In case you’re wondering, I’m talking about Twitter. Their blog-post addressing system failures is outright shocking.
We’ve gone through our various databases, caches, web servers, daemons, and despite some increased traffic activity across the board, all systems are running nominally. The truth is we’re not sure what’s happening.
Translation: sorry everyone, we have a popular service and have no clue why it’s constantly crashing. It’s bad. really-really bad. But hey, at least they are honest. And the $15 million they’ve just picked up should be enough to hire someone who actually knows how to get out of this mess. (Update: they just did)
Update: On second thought, I am less optimistic forgiving. Twitter already raised $5M before this round, that should have allowed them to bring in expertise they clearly lack. If only their priorities were on fixing the service instead of chasing more money.

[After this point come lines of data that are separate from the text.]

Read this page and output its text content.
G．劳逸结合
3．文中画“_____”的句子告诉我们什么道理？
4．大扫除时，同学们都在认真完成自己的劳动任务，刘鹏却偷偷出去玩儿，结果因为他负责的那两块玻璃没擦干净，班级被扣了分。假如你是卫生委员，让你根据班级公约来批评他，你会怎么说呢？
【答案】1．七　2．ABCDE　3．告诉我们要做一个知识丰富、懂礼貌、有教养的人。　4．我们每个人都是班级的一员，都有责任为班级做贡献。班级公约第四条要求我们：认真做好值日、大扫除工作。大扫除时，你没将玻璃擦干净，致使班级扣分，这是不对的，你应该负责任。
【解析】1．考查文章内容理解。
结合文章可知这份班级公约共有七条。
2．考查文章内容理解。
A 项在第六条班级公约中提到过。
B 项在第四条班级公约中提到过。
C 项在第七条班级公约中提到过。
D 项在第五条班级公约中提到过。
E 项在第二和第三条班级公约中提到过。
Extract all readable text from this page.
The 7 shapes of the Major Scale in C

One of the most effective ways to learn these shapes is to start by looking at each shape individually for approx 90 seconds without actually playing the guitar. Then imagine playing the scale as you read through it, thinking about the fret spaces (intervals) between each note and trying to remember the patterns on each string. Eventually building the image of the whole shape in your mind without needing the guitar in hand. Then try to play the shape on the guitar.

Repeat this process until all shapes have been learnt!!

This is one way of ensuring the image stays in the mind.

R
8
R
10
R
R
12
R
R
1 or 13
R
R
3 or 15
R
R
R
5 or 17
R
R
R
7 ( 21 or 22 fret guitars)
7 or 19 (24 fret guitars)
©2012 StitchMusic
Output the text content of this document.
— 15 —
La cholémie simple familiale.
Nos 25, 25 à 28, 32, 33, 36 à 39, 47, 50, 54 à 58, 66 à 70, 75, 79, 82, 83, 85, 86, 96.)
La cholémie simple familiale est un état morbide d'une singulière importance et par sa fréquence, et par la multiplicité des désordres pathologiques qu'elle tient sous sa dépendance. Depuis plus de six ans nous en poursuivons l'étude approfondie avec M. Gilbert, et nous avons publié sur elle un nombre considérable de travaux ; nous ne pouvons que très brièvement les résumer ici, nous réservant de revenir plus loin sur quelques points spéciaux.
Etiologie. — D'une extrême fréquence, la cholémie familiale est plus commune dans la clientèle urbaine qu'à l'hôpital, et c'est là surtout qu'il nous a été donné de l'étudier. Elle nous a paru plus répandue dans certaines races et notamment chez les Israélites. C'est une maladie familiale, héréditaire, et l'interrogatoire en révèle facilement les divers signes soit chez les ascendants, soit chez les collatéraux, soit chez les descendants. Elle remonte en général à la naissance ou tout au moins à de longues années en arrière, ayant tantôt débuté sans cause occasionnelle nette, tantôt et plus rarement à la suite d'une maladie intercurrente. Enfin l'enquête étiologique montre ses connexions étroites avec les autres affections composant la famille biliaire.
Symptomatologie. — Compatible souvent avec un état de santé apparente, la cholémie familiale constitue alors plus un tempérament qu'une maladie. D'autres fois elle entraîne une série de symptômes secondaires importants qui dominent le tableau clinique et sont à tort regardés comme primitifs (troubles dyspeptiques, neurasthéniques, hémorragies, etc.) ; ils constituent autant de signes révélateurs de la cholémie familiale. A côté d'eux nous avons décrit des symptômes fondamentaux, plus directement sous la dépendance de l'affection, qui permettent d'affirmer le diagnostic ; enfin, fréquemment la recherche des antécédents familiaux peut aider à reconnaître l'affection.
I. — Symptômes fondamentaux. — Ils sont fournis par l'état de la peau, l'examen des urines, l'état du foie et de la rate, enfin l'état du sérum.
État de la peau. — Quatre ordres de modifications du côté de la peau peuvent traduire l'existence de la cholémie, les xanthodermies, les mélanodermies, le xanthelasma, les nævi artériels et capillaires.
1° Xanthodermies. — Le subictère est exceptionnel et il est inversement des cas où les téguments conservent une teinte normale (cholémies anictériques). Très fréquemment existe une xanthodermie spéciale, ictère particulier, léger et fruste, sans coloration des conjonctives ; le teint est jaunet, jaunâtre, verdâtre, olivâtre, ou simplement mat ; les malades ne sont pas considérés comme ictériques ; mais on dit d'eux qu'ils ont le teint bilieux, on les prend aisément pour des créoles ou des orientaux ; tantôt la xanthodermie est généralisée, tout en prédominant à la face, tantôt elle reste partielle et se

I keep on re-reading the blog post:
I have this graph up on my screen all the time.
So what? Here’s the chart I often check, provided by Zoho’s Site24x7 service:
I have no idea where the spikes (performance degradation) come from. I’m just as clueless as the twitter team. The difference: I’m not providing a service people became dependent on.
There can’t be too many scenarios of what’s happening.
1. the caching system is not designed very well, and it’s possible that right at the moment of cache building their systems are overloaded with requests
2. someone is flooding them with fake requests
It’s really strange how their infrastructure that hosts a pretty simple system (text posting) is not able to handle loads. maybe they should ask facebook hot to run their infrastructure?
The really strange thing about all this is that there hasn’t been a shift to another service that is more stable. Maybe Web 2.0 means we are more forgiving of downtime?